А потом наступила тишина. Густая, липкая, неловкая. Ледяная стена выросла между тремя друзьями, как только первая буря эмоций схлынула. Рон *знал*. Он почувствовал это сразу, еще до того, как Гермиона, отходя от объятий, машинально потянулась поправить сползшие очки Гарри, а тот инстинктивно прикрыл ее руку своей. Знание ударило его в солнечное сплетение — тупой болью, жгучей ревностью, горечью и жгучим стыдом за свой уход. Его голубые глаза, обычно такие открытые, стали щитом, за которым пряталась буря чувств. Он стал молчалив, резок, избегал их взглядов.
Жизнь в палатке превратилась в хождение по минному полю. Гарри и Гермиона старательно избегали прикосновений при Роне, прятали слишком долгие взгляды, их разговоры сводились к деловым обсуждениям планов или расшифровки записей Дамблдора. Но искру не спрятать. Она проскальзывала в мимолётных касаниях, когда они передавали друг другу кусок чёрствого хлеба; в мгновенной, синхронной улыбке, когда им наконец удавалась разгадать очередную загадку в стихах Бидля; в том, как Гермиона, не глядя, наливала Гарри чай из термоса *именно* так, как он любил — чуть больше молока, без сахара; в том, как Гарри молча подсовывал ей свой шарф, когда видел, что она ёжится от холода.

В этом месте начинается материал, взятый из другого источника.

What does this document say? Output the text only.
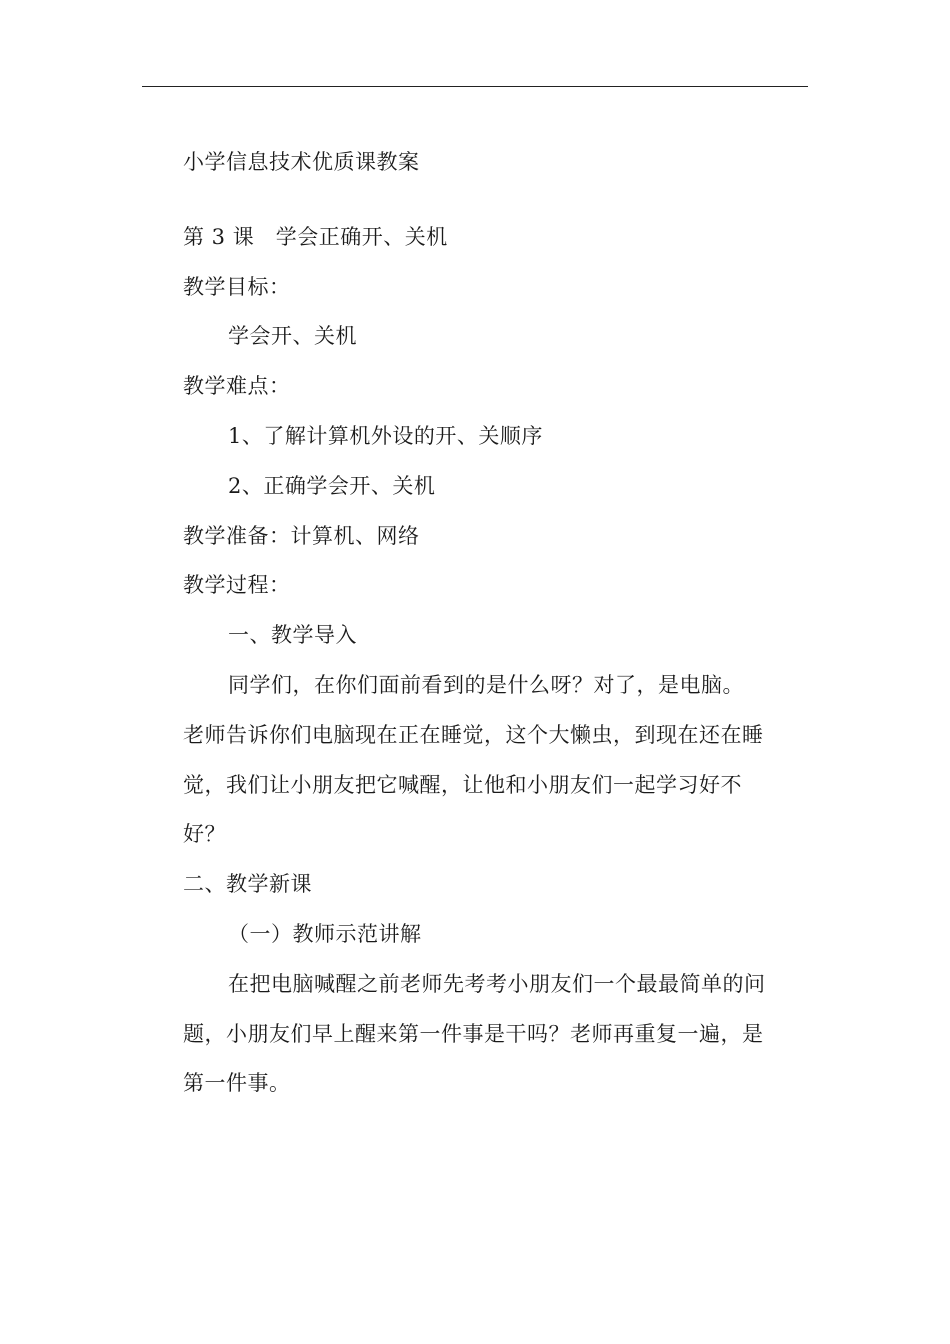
小学信息技术优质课教案
第 3 课　学会正确开、关机
教学目标：
学会开、关机
教学难点：
1、了解计算机外设的开、关顺序
2、正确学会开、关机
教学准备：计算机、网络
教学过程：
一、教学导入
同学们，在你们面前看到的是什么呀？对了，是电脑。
老师告诉你们电脑现在正在睡觉，这个大懒虫，到现在还在睡
觉，我们让小朋友把它喊醒，让他和小朋友们一起学习好不
好？
二、教学新课
（一）教师示范讲解
在把电脑喊醒之前老师先考考小朋友们一个最最简单的问
题，小朋友们早上醒来第一件事是干吗？老师再重复一遍，是
第一件事。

Однажды ночью Гарри проснулся от кошмара, весь в холодном поту. Ему снился кабинет Дамблдора, Феникс, и сам Альбус, смотрящий на него своим всепонимающим, проницательным взглядом сквозь полумесяцы очков. *«Ради большего блага, Гарри. Ты понимаешь? Иногда надо пожертвовать пешкой…»* Понимал ли он? Его использовали как орудие? А теперь он использовал Гермиону как свой якорь, свою опору в этом безумии? Не эгоистично ли это? Он выскочил из палатки, задыхаясь, холодный ночной воздух обжёг легкие. Ушел к небольшому ручью, черная вода которого тускло блестела в свете луны, пробивавшейся сквозь тучи. Обхватил голову руками.
— Дамблдор… — прошептал он в темноту, когда услышал осторожные шаги сзади. Он не обернулся, зная, что это она. — Он знал, во что меня втягивает. Знает ли он… знал ли он, что будет *так*? — он махнул рукой в сторону палатки, где спал Рон, в сторону невидимого, враждебного мира. — Что я буду здесь, в лесу, с тобой… что Рон… что я буду *использовать* тебя, Гермиона? Как якорь? Как убежище? — Голос его сорвался.
Гермиона подошла и встала рядом, плечом к плечу, глядя на черную воду. Не касаясь его, но излучая спокойствие.
— Он был человеком, Гарри, — сказала она тихо, но очень четко. — Великим, мудрым, но человеком. Со своими ошибками, тайнами и, да, возможно, манипуляциями. Но он верил в *тебя*. В твою силу. В твое сердце. И он верил в *нас* — в нашу троицу, в нашу дружбу. — Она повернулась к нему, и в лунном свете ее глаза были серьезны. — То, что между нами сейчас… это *наше*, Гарри. Только наше. Рождённое здесь, в этой войне, из нашей боли и нашей силы. Не позволяй сомнениям в Дамблдоре, в его методах, отравить единственную чистую и хорошую вещь, что у нас есть. Это *наше* убежище. Наш выбор.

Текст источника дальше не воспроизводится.